On Sun, Apr 20, 2008 at 02:47:17PM +0200, Willy Tarreau wrote:A good argument for keeping the default 8k and letting people who know what they are doing, or think they do, test their system for 4k operation. Embedded systems typically have far better defined loads than servers or desktops, and are less likely to have different behavior change the stack requirements. That doesn't mean they do less, just that the load is usually better characterized....
I certainly can understand that reducing memory footprint is useful, but
if we want wider testing of 4k stacks, considering they may fail in error
path in complex I/O environment, it's not likely during -rc kernels that
we'll detect problems, and if we push them down the throat of users in a
stable release, of course they will thank us very much for crashing their
NFS servers in production during peak hours.

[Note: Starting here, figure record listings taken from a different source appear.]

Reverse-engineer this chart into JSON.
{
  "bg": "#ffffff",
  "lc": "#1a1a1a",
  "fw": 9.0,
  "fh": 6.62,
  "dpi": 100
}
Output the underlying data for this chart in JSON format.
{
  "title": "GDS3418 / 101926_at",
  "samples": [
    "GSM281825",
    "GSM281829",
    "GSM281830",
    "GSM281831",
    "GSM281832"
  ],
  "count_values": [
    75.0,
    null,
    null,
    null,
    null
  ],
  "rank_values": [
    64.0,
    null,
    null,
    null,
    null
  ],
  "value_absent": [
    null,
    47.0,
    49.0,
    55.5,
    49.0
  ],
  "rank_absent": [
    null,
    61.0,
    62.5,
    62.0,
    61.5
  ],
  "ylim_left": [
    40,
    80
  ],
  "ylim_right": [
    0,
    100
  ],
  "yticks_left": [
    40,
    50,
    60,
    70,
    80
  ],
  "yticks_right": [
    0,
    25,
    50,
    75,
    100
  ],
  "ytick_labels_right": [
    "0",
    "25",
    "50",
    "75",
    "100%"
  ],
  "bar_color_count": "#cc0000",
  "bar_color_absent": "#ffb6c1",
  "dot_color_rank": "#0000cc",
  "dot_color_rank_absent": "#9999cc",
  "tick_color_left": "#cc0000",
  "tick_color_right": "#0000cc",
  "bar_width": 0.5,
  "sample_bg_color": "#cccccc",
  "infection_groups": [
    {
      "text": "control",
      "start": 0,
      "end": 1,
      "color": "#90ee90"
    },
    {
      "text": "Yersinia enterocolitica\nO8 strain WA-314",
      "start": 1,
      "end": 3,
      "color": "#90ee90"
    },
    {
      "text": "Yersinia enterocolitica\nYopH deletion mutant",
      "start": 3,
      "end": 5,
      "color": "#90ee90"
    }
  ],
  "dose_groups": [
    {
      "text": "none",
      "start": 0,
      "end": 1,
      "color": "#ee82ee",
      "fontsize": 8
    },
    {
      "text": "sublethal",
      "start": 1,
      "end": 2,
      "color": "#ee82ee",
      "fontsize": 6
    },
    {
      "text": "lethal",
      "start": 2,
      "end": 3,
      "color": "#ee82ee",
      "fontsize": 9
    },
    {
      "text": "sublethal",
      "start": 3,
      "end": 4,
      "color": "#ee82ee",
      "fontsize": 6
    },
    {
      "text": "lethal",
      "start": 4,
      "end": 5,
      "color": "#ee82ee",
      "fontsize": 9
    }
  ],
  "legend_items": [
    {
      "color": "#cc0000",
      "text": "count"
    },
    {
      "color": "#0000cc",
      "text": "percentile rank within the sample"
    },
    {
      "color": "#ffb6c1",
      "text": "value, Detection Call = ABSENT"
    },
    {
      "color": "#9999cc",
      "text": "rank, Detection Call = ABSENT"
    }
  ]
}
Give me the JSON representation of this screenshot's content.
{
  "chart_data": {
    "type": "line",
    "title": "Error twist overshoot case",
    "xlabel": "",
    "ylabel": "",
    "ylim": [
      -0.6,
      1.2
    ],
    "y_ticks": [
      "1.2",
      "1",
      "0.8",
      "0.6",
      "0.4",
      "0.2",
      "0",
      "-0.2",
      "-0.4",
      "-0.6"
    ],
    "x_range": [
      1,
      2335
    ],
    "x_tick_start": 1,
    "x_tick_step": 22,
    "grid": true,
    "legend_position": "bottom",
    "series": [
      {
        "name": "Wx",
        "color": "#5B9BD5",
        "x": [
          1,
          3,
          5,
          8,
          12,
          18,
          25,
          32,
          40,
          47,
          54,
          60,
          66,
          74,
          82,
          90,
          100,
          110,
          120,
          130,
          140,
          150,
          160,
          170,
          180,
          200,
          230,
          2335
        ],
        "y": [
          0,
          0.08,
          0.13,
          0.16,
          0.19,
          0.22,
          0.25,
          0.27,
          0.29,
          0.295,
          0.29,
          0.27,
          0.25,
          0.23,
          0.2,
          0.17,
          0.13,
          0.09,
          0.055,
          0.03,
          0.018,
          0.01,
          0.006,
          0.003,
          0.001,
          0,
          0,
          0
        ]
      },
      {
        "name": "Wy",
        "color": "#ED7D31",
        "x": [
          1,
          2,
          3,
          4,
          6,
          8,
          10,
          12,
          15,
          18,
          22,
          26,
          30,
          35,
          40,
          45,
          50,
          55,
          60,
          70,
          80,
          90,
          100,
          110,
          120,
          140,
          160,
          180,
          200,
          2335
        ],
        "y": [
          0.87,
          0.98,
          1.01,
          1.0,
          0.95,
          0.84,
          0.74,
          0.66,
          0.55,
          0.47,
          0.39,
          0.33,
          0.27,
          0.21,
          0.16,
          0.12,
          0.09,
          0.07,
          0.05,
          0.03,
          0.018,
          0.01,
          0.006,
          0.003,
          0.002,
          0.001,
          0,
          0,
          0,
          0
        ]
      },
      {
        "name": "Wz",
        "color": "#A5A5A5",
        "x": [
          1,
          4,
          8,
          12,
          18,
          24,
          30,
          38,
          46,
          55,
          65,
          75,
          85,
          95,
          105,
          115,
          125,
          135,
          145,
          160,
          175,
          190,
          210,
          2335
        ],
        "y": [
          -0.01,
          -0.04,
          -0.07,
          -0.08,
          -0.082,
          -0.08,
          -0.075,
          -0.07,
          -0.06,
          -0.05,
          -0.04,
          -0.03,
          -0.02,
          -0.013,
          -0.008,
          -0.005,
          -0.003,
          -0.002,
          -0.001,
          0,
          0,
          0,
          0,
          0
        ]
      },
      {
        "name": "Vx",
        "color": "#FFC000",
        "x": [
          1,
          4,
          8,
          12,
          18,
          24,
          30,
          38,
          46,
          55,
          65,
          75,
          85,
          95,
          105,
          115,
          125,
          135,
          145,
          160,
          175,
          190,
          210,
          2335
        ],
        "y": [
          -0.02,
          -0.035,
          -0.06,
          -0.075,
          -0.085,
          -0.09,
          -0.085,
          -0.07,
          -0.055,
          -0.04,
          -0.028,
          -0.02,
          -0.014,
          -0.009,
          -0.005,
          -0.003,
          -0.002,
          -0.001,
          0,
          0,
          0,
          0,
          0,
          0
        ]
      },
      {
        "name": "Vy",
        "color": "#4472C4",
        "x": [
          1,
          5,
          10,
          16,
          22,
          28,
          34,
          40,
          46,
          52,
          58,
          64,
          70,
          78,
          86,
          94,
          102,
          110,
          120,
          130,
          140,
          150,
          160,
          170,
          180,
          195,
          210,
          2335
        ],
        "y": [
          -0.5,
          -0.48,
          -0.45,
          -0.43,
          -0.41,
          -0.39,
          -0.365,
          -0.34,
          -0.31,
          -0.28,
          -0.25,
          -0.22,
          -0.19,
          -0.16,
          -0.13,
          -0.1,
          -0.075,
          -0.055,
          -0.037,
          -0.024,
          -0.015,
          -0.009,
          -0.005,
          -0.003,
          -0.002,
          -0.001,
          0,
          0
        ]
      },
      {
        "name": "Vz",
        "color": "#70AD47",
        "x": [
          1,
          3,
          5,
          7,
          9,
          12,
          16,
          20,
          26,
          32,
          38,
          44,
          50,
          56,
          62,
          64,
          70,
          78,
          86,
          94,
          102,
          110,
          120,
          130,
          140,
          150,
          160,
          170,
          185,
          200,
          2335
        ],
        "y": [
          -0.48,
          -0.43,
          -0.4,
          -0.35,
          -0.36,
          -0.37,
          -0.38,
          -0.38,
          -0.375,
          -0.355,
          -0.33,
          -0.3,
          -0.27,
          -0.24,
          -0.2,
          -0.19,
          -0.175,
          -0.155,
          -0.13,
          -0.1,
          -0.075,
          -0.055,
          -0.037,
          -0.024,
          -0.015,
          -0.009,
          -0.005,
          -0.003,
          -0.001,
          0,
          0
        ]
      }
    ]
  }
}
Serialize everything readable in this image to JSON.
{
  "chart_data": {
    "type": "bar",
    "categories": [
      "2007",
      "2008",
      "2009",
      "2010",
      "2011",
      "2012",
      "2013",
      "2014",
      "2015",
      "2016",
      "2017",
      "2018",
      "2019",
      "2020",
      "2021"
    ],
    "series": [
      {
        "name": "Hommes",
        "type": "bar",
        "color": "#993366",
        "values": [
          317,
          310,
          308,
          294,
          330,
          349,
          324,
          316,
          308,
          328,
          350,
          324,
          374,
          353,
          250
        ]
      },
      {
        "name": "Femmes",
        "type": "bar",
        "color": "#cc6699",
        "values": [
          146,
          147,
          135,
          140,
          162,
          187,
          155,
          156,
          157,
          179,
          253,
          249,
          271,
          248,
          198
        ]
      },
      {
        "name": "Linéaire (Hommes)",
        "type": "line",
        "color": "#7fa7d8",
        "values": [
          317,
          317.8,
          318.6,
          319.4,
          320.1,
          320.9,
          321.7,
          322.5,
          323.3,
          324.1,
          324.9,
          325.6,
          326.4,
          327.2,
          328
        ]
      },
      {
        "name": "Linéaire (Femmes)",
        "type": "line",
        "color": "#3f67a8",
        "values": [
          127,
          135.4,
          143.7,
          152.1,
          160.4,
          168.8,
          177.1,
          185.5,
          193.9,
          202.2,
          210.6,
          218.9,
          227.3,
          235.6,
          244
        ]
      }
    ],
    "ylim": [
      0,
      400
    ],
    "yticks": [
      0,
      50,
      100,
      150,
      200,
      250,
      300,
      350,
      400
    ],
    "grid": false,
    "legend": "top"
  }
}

I've seen many bugs in error paths in the kernel and fixed quite a few of them - and stack problems were not a significant part of them.
There are so many possible bugs (that also occur in practice) that singling out stack usage won't gain much.
I have nothing against changing the default setting to 4k provided that
it is easy to get back to the save setting (ie changing a config option,
or better, a cmdline parameter). I just don't agree with the idea of
forcing users to swim in the sh*t, it only brings bad reputation to
Linux.
...
What actually brings bad reputation is shipping a 4k option that is known to break under some circumstances.
And history has shown that as long as 8k stacks are available on i386 some problems will not get fixed. 4k stacks are available as an option on i386 for more than 4 years, and at about as long we know that there are some setups (AFAIK all that might still be present seem to include XFS) that are known to not work reliably with 4k stacks.
If we go after stability and reputation, we have to make a decision whether we want to get 4k stacks on 32bit architectures with 4k page size unconditionally or not at all. That's the way that gets the maximal number of bugs shaken out [1] for all supported configurations before they would hit a stable kernel.